Kraftwerk's impact on the entire scope of popular music is immense and well-documented. But not many in 1977 would have anticipated that a group of German musicians playing with synthesizers and drum machines would influence a genre like hip-hop, which didn't yet exist in recorded form. Yet, their work was essential to hip-hop's founders like Afrika Bambaataa and continues to be sampled by artists like Madlib. Trans Europe Express' title track can be heard in the extraterrestrial 2005 beat "Open (Space)."
Kraftwerk's spacey synth-work on "The Hall of Mirrors" also forms the basis for the Madlib-produced track "The Last Stand" by Stones Throw artist Dudley Perkins. While Kraftwerk may seem an obvious choice for electronic samples, Madlib has always dug a little further in the crates, pulling out samples from artists like Daedelus and Synergy.
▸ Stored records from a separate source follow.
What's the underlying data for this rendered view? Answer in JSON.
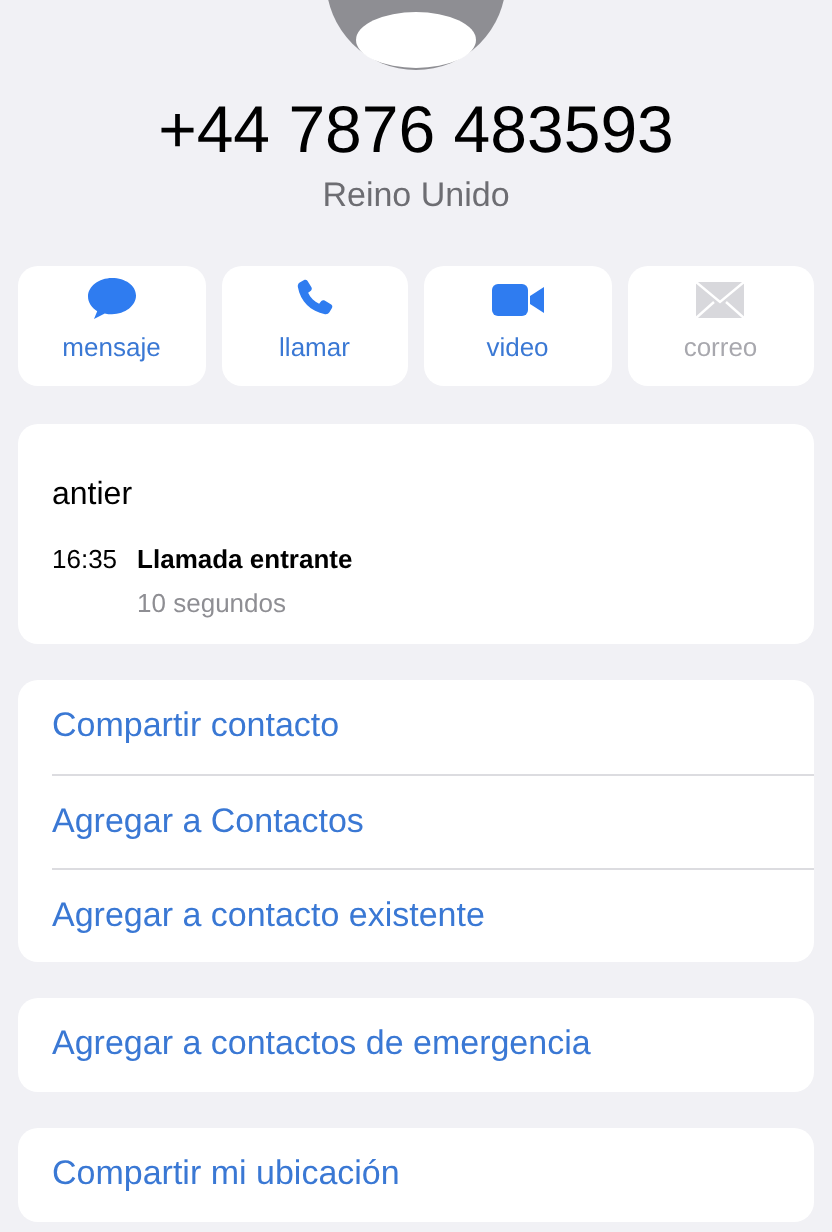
{
  "contact": {
    "phone": "+44 7876 483593",
    "country": "Reino Unido"
  },
  "actions": [
    {
      "kind": "message",
      "label": "mensaje",
      "disabled": false
    },
    {
      "kind": "call",
      "label": "llamar",
      "disabled": false
    },
    {
      "kind": "video",
      "label": "video",
      "disabled": false
    },
    {
      "kind": "mail",
      "label": "correo",
      "disabled": true
    }
  ],
  "call_log": {
    "date": "antier",
    "entries": [
      {
        "time": "16:35",
        "type": "Llamada entrante",
        "duration": "10 segundos"
      }
    ]
  },
  "option_groups": [
    [
      "Compartir contacto",
      "Agregar a Contactos",
      "Agregar a contacto existente"
    ],
    [
      "Agregar a contactos de emergencia"
    ],
    [
      "Compartir mi ubicación"
    ]
  ]
}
Of course, Madlib found inspiration within his own genre as well. While Madlib hails from the West Coast, he never bought into the coast wars of the '90s and instead found inspiration in the boom-bap production of DJ Premier and Gang Starr. Though Premier brought a heavier, in-your-face sound than Madlib's laid-back grooves, the influence in technique and sound quality is apparent.
Besides Gang Starr's clear stylistic influence, you can hear Madlib tributing his predecessors and sampling tracks from their 1994 album Hard To Earn throughout his career, from Lootpack's "New Year's Resolution" and "Episodes" to his Shades of Blue track "Montara."